These things are happening now, and have been for some time. Will climate change exasperate them? Sure. But I am not so sure that radically or rashly acting, without the participation of India and China who make up a third of the total world population, will do anything to change that exasperation in the medium term (50 years.)

And I am damn sure it will do NOTHING for these problems right now. It's like the UN wants to control emissions in the Northern hemisphere to "help Africa," instead of actually going into Darfur and the other areas of violence and famine, and actually DO something about it.

I do think climate change is a big deal, but their approach to it as the be-all and end-all of human issues is silly, especially when they are allowing the world's leading emitter to sit out on the actions they want to take.
 
#10
#10
the biggest challenge to the water supply isn't global warming it's polution by the farmers and cattle producers.
 
#11
#11
the biggest challenge to the water supply isn't global warming it's polution by the farmers and cattle producers.

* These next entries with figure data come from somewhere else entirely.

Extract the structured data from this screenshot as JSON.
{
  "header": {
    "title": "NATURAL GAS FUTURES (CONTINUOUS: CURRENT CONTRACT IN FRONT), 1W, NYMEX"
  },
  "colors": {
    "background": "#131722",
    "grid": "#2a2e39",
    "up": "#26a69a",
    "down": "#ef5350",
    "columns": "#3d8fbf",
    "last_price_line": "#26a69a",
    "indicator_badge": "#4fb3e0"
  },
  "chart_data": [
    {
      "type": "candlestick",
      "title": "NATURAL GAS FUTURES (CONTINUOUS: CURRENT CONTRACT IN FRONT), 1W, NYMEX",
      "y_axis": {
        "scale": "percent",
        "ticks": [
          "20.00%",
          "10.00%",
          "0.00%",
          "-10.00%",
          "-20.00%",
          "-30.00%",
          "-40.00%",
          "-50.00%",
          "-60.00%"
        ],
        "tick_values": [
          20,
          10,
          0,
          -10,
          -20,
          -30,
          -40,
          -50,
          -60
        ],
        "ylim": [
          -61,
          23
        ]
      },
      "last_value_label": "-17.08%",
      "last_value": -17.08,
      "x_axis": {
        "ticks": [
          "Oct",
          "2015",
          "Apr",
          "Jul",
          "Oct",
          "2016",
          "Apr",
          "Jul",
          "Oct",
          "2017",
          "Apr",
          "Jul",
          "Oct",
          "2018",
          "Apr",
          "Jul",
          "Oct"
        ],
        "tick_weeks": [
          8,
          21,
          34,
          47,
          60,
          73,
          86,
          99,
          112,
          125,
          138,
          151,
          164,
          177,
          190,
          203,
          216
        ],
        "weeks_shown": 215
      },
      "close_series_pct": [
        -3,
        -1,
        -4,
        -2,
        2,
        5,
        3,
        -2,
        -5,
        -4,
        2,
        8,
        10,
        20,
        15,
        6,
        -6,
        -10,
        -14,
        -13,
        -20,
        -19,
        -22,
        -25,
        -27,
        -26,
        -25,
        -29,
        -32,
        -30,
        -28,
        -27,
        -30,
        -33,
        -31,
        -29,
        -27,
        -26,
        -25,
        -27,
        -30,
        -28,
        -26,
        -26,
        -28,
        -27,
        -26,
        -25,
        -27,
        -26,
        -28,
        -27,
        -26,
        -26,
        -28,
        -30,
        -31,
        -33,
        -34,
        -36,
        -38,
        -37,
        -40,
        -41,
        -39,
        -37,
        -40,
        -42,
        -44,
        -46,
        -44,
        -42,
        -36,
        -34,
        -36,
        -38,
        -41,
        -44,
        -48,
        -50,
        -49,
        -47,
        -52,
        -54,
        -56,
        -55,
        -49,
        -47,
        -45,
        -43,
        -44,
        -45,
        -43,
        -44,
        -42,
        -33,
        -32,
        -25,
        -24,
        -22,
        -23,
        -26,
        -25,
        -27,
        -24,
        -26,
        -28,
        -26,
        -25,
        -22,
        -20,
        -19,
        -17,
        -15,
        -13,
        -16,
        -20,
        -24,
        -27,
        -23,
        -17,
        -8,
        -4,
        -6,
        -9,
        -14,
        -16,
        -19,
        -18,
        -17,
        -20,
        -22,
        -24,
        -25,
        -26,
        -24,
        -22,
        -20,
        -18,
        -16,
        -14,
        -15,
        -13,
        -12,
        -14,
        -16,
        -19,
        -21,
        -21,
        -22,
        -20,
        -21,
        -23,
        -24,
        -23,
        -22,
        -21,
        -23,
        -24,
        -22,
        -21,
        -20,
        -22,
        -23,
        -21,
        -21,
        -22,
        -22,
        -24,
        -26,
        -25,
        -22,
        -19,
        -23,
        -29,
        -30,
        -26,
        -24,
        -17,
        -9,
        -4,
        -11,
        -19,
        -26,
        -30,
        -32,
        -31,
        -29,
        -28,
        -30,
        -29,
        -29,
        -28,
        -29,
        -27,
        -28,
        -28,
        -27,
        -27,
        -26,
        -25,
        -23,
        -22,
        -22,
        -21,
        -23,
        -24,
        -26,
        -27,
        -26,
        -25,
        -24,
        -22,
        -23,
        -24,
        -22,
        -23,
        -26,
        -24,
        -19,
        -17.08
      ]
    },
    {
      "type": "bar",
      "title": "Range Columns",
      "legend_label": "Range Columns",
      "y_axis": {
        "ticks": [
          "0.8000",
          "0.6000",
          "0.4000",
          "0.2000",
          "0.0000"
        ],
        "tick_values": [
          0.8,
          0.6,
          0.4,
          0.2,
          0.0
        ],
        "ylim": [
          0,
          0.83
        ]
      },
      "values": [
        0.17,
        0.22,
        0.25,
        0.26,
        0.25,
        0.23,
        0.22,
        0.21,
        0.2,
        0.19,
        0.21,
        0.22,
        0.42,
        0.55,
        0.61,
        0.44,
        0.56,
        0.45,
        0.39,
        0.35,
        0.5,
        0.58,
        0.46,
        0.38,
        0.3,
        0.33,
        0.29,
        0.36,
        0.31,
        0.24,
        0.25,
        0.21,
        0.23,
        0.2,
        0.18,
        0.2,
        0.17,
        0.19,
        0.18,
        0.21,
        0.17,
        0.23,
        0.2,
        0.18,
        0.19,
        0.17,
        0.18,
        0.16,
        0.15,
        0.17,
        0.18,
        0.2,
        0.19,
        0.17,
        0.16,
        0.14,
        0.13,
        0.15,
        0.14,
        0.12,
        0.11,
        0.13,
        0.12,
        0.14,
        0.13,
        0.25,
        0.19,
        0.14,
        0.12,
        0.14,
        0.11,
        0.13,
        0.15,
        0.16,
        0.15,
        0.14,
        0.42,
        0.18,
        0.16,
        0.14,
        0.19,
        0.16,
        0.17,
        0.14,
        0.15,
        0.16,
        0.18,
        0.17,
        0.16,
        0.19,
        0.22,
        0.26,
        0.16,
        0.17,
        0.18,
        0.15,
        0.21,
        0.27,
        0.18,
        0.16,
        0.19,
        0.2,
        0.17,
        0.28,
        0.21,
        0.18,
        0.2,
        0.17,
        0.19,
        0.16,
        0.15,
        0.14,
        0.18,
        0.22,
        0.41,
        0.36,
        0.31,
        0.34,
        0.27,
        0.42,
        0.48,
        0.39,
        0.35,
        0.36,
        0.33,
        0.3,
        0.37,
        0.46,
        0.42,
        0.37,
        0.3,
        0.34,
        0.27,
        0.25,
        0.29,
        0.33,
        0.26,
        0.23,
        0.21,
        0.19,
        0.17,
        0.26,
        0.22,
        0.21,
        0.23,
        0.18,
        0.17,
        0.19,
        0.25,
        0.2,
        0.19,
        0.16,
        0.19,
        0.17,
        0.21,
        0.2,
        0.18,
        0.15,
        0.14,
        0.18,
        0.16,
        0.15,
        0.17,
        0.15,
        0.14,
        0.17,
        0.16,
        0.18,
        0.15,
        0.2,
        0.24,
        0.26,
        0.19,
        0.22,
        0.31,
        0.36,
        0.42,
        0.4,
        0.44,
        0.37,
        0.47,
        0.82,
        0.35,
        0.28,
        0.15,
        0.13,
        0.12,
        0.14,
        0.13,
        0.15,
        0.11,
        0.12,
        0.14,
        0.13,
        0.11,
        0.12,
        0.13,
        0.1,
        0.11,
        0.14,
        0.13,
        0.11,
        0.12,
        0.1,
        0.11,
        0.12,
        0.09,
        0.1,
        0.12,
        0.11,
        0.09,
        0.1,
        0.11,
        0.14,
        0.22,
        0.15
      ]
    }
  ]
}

Ya, we (people) abuse the hell out of water. We also have a penchant for finding places with not enough water and building cities and farms there. Look at Arizona. All that irrigation is actually causing them to have to build desalination plants because of the salt building up in the soil and then washing off when it does rain.

Or look at the Los Angeles River... Or what's left of it. It's been totally tapped out via ground water and turned into a concrete ditch. All of that area was a marshy swampy area filled with trees and game 200 years ago. Once you start changing the water balance of an area, it can become a self-perpetuating cycle. That has nothing to do with global climate-change, but rather local environmental change.